De acuerdo con lo informado por el “Pescado” Sosa, el “Zorrito” pasó sus últimos días hospitalizado sufriendo por las dolencias que finalmente acabaron con su existencia.

Tras su deceso, anoche, alrededor de las 23:00 horas, el señor Franco Moo fue velado en la funeraria “La Luz del Cielo” (Avenida Itzáes, a unos pasos del Hospital O´Horán), donde fue despedido por familiares cercanos y amigos.

Su sepelio se llevó al cabo esta misma mañana en el cementerio de Xoclán y al parecer no fue solicitado el apoyo correspondiente de parte de la Comisión de Box de Mérida (CBM) que dispone varias bóvedas para ese fin en el Mausoleo del Boxeador, donde entre otros están los restos de Manuel Ravell, quien fuera contemporáneo suyo y, ni más, ni menos que los del más avanzado de sus pupilos, Santiago Méndez Gamboa.

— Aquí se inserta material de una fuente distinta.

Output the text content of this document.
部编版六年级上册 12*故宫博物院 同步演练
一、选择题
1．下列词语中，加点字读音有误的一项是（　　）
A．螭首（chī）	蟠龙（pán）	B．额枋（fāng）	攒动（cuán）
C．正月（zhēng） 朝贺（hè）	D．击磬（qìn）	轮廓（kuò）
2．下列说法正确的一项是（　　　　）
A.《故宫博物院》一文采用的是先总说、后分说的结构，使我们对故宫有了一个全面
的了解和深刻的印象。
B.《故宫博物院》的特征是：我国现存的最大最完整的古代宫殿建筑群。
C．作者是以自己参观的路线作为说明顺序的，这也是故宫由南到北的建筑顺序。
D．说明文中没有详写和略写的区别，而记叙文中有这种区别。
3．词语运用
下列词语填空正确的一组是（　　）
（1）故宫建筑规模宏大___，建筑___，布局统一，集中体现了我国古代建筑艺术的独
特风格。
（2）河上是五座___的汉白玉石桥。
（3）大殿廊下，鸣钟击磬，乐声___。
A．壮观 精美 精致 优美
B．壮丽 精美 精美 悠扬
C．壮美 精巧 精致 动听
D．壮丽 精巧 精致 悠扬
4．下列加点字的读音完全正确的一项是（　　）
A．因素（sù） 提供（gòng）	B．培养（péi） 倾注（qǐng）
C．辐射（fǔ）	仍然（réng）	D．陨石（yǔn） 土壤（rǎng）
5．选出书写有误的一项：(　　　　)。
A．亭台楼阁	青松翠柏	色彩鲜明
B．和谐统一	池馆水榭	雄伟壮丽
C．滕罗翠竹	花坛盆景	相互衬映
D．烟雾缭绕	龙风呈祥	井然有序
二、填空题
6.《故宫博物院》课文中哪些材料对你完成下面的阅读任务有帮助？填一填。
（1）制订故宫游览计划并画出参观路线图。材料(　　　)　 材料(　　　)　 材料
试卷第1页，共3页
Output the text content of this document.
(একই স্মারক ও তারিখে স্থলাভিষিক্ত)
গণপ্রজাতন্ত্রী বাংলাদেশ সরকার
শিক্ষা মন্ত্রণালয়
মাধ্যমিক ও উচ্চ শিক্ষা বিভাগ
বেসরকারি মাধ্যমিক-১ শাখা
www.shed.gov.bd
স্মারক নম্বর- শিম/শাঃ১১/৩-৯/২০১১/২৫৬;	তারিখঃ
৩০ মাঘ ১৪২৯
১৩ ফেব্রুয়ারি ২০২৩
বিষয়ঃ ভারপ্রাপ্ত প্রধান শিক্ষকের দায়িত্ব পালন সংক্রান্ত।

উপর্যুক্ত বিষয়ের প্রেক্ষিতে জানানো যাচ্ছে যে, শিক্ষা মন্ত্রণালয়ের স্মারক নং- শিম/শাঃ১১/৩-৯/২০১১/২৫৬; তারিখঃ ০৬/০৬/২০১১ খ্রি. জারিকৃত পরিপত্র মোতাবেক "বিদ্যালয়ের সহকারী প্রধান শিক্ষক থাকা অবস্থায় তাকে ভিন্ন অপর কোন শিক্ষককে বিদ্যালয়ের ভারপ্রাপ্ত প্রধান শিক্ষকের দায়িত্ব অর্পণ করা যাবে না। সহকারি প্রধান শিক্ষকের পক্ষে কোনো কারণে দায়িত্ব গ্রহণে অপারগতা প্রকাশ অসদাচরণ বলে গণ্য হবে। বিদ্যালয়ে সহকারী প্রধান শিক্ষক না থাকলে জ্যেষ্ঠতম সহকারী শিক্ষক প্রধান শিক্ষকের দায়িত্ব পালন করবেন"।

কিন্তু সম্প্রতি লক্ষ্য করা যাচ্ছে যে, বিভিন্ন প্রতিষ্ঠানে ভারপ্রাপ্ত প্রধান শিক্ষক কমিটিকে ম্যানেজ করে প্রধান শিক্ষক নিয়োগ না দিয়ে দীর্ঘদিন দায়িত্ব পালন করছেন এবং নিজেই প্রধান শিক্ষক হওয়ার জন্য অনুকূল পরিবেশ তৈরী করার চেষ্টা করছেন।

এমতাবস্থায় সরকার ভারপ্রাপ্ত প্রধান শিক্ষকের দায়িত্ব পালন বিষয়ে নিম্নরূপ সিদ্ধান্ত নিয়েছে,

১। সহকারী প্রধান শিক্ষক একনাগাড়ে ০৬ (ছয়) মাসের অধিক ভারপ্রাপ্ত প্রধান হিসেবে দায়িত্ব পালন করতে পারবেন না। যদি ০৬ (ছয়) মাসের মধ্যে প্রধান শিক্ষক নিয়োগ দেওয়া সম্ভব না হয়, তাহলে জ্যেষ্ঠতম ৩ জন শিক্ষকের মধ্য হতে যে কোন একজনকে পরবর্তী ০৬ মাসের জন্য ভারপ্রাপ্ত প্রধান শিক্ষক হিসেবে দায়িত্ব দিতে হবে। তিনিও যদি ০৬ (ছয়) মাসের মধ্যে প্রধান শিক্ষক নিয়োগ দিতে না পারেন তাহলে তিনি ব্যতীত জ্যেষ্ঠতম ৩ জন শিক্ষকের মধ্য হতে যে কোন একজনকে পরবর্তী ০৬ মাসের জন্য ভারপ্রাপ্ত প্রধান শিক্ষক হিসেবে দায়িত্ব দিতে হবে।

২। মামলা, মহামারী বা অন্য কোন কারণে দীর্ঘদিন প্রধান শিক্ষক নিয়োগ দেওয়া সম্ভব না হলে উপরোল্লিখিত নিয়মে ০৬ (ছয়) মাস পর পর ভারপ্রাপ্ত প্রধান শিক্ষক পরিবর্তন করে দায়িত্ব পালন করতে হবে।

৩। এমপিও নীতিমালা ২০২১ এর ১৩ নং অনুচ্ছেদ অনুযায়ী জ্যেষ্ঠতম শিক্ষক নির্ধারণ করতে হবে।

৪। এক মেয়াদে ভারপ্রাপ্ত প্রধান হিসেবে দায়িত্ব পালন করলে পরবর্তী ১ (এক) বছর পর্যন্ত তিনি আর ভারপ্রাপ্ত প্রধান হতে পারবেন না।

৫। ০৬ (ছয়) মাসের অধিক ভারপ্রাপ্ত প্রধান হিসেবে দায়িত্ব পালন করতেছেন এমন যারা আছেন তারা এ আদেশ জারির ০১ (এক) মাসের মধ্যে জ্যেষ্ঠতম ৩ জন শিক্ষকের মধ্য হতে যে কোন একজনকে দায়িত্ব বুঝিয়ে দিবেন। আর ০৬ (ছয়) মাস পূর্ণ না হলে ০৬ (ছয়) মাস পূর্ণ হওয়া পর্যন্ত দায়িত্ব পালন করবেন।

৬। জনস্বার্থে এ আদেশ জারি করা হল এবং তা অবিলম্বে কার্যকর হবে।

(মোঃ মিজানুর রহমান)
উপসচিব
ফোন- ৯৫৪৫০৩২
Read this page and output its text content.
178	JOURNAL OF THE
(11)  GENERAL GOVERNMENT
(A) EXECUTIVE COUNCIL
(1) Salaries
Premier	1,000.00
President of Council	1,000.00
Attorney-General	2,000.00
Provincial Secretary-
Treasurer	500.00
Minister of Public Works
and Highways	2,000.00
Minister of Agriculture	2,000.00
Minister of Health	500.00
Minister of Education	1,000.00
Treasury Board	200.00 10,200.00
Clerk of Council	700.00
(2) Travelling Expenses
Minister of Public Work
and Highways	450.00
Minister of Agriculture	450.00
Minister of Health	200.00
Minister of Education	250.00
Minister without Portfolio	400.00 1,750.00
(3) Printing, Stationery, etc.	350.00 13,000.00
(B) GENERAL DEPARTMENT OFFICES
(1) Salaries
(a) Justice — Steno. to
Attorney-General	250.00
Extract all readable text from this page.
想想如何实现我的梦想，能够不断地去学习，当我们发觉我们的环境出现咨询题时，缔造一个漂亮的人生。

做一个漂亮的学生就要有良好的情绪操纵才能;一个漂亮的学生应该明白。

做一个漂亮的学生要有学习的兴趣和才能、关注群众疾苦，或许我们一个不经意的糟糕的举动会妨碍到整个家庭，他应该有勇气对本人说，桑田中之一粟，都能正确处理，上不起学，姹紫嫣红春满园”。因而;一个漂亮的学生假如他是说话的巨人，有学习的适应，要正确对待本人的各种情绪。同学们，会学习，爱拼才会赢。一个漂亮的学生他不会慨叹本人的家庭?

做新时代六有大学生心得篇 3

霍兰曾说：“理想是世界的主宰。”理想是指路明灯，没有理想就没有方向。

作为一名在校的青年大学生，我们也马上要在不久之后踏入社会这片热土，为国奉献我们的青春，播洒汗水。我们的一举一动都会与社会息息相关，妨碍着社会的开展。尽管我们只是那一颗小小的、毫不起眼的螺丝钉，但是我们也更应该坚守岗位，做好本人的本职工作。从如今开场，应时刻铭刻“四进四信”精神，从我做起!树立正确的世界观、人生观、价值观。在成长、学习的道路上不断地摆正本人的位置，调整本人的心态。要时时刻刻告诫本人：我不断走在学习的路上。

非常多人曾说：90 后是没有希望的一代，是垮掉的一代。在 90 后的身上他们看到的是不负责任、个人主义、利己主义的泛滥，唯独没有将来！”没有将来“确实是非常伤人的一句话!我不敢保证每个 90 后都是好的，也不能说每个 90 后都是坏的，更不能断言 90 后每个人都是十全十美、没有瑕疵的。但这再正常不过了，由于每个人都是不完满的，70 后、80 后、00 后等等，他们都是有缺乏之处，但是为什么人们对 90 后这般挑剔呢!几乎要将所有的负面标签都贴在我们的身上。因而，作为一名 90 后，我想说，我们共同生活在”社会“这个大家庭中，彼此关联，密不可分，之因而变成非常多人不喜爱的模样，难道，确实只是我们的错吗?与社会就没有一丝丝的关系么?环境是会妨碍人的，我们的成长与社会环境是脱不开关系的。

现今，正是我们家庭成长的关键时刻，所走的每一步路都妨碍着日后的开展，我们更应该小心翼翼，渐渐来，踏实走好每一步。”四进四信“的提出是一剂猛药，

Franco Moo fue campeón mosca de Yucatán y partícipe del quizás más épico y voltáico suceso en la historia del boxeo y del deporte en Yucatán, cuando apoyó a Edilberto “Beto” Rivero en la esquina de Gustavo “Guty” Espadas la noche en la que el diminuto bombardero yucateco despedazó a punta de cuero al entonces invicto panameño Alfonso López para destronarlo como campeón mundial mosca el 2 de octubre de 1976 en la Sports Arena de Los Ángeles.

En breve una nota con algunos sucesos adicionales en la carrera y vida de este héroe del boxeo yucateco, pero sobre todo un caballero, buen hombre, discreto y callado, pero que se convertía en un león cuando trepaba al ring y olía la brea y la sangre de sus antagonistas boxísticos.

(La nota está ilustrada con una imagen en la que Don Antonio aparece al centro de la misma en primer plano (de cuclillas) en la noche en la que Héctor Mendieta capturó el cetro mosca de Yucatán. A su izquierda, de bigote, el inolvidable mecenas y apoderado de púgiles, sr. Don William Abraham Dáguer abrazando a su hijo. Lic. Antonio, a cuyo lado, sonriente se encuentra el entonces jovencito Lic. Juan José Abraham Achach).